Adoption of smartphones has been incredible. By 2008, there were more smart, connected devices in existence than people on Earth. By 2020, it is estimated there will be 50 billion of these devices – about six per person.
It is difficult to remember the revolution the iPhone caused as today it is a given that our smartphones allow us to have a phone, a music player, and a powerful computer to check email and surf the web all in the palm of our hands.
In effect we have a powerful and easy to use computer in our pockets and we expect to use it all the time and wherever we go, at home, on holiday, or at work.
So of course the birth of the iPhone also changed the way we in business have to manage our networks and it has had a huge impact on the security of our companies. That impact has only been increased by the rapid move to laptops from desktops computers, and the fast adoption of tablet computers and the growing BYOD revolution.
Unfortunately for many organisations employee-owned mobile devices that access corporate resources are usually outside of the control of the corporate IT function. As a result it can be difficult to identify even basic environmental data for these devices such as the number and type of devices being used, as well as operating systems and applications.
While smart phones, tablets and laptops are becoming our ‘go-to’ devices, creating a boon in productivity, BYOD is increasing security risk to the corporate network and corporate data.
Security of mobile devices is a question of three phases:
- Before – establishing control over how mobile devices are used and what data they can access or store
- During – Visibility and intelligence is vital if security professionals can hope to identify the threats and risky devices and monitor their activities on the corporate network
- After – when the inevitable happens and the network is compromised by a threat, this is the ability to retrospectively review how that threat entered the network; which systems it interacted with and what files and applications were run to ensure it can be cleaned up as quickly as possible.

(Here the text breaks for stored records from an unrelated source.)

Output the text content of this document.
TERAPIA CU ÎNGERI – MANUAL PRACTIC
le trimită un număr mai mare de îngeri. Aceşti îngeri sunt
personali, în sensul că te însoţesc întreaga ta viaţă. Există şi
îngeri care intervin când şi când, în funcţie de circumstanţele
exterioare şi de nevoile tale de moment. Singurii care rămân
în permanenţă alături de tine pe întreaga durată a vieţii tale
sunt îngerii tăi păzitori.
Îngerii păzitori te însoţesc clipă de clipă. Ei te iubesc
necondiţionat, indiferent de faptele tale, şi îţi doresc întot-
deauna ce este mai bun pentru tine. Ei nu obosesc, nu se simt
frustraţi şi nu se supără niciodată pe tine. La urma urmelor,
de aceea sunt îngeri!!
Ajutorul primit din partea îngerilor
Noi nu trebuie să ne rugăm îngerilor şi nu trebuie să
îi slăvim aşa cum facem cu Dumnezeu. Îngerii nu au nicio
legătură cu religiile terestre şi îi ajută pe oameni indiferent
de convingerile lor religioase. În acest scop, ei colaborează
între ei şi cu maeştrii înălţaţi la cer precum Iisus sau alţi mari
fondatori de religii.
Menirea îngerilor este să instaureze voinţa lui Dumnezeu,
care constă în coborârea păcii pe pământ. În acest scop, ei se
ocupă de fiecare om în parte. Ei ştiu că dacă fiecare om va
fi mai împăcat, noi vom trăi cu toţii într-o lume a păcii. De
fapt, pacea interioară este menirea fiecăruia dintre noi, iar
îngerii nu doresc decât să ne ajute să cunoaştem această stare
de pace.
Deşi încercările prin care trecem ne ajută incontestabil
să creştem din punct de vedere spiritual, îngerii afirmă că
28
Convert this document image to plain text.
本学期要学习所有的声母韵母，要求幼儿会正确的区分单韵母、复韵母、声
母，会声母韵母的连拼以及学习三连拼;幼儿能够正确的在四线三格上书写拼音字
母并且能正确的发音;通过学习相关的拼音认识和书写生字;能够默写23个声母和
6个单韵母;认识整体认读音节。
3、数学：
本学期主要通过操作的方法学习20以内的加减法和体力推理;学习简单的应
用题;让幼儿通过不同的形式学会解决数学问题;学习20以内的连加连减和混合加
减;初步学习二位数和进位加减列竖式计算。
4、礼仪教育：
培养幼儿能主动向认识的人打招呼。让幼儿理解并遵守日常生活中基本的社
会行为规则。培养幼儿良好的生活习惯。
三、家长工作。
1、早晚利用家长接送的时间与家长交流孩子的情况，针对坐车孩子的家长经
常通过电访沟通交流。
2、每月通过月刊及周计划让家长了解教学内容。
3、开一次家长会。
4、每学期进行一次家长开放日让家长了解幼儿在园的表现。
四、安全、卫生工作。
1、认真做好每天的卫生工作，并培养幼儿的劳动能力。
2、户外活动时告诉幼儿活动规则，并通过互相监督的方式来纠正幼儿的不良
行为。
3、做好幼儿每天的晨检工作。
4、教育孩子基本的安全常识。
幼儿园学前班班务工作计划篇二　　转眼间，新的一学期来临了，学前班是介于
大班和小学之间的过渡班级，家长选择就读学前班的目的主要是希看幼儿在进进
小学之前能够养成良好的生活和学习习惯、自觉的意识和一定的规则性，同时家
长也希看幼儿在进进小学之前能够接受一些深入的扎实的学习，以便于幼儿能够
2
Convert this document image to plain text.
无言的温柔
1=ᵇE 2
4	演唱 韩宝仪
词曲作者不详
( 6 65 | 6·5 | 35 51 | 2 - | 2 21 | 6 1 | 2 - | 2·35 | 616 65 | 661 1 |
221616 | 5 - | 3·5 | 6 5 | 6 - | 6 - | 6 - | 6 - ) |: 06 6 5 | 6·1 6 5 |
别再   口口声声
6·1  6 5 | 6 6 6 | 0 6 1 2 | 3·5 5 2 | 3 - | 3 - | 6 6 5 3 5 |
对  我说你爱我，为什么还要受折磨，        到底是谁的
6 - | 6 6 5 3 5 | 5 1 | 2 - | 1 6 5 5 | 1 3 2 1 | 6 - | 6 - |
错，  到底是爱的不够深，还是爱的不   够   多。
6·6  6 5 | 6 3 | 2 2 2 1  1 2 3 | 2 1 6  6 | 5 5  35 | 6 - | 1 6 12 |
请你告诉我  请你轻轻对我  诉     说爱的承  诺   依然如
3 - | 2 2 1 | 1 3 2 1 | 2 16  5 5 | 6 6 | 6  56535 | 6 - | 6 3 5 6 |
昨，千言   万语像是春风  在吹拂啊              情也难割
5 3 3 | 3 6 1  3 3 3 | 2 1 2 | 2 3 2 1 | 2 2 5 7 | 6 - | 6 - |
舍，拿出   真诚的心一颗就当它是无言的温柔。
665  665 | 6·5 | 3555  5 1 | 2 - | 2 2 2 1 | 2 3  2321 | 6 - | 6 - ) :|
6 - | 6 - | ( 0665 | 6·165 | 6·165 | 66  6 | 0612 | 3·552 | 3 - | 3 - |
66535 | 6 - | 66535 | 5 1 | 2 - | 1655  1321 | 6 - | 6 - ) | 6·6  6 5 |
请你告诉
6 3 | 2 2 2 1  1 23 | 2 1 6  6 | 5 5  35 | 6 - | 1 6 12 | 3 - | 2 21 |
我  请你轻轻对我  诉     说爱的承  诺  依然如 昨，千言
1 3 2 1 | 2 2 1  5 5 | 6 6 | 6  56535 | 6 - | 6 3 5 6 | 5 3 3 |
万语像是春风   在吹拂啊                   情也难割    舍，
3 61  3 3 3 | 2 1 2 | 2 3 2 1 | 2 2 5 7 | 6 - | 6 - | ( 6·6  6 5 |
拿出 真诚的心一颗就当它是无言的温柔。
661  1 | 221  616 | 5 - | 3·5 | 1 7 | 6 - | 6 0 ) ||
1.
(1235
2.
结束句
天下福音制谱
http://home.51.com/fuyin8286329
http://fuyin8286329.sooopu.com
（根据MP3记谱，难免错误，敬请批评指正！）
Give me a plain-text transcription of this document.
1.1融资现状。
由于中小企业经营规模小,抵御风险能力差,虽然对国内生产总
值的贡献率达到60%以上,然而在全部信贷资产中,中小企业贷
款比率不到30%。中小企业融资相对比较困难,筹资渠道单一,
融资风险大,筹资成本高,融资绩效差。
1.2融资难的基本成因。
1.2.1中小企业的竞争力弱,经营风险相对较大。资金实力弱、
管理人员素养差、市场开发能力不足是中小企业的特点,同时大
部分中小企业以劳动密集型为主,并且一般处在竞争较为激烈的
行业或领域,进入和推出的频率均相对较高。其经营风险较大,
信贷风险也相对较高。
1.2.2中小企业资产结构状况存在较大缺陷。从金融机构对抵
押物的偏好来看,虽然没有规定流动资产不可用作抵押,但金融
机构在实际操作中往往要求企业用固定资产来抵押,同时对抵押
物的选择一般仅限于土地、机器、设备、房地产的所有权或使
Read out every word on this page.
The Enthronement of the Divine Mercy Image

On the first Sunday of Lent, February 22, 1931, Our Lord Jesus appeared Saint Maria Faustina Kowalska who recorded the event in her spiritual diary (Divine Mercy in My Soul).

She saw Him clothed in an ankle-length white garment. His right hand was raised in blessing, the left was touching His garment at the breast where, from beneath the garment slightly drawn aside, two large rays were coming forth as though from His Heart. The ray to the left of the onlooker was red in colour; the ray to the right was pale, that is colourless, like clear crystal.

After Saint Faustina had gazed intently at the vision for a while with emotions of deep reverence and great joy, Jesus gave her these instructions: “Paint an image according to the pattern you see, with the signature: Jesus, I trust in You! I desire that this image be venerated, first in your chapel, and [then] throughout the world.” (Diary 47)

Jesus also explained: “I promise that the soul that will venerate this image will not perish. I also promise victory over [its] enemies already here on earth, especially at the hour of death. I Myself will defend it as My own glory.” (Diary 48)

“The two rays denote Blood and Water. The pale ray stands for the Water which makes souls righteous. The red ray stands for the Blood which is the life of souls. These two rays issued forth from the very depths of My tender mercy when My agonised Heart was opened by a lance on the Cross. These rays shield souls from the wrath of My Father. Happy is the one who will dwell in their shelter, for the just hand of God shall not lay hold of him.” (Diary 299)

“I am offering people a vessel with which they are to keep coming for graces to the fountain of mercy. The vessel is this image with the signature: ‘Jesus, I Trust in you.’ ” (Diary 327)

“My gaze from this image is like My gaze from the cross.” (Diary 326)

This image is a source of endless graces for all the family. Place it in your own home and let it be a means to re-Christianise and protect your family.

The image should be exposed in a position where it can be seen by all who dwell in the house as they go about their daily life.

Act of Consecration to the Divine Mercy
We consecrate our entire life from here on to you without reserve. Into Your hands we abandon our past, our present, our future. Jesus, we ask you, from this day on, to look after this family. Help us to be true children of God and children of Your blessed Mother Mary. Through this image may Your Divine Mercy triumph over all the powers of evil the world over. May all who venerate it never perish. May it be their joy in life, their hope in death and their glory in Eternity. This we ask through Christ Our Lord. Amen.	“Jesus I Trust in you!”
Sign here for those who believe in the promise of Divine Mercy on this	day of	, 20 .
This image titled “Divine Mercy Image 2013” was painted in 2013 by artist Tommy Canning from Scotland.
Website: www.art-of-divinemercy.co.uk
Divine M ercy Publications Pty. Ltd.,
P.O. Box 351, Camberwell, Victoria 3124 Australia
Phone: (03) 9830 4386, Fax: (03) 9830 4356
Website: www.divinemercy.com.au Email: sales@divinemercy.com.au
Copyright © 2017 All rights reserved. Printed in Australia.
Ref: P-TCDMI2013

One of the fundamental problems IT security professionals face when securing their network and digital assets is establishing Information Superiority – leveraging superior intelligence to identify what needs to be protected and the threats to consider when structuring defences. This becomes particularly challenging in the mobile enterprise. Mobile devices easily connect with third-party cloud services and computers whose security posture is potentially unknown and outside of the enterprise’s control. In addition, mobile malware is growing rapidly and further increases the risk.
Increased visibility and control will help businesses to protect against advanced threats that result from mobility and BYOD challenges. By taking advantage of Information Superiority to identify mobile devices connecting to the network, it is possible to determine whether a device is at risk and then take measures to protect it.
With increased visibility into the number and types of devices connecting to the network (iPhones/iPads, Blackberries, Android devices and more), as well as the applications they are running, Information Superiority and control then allows us to inspect mobile protocols to identify vulnerabilities and stop potential attacks against these devices.
The iPhone has been responsible for a revolutionary way we access corporate networks and data. But we must continue to stay ahead of the threat and develop tools and techniques that provide visibility and control of the new threat these wonderful devices bring us.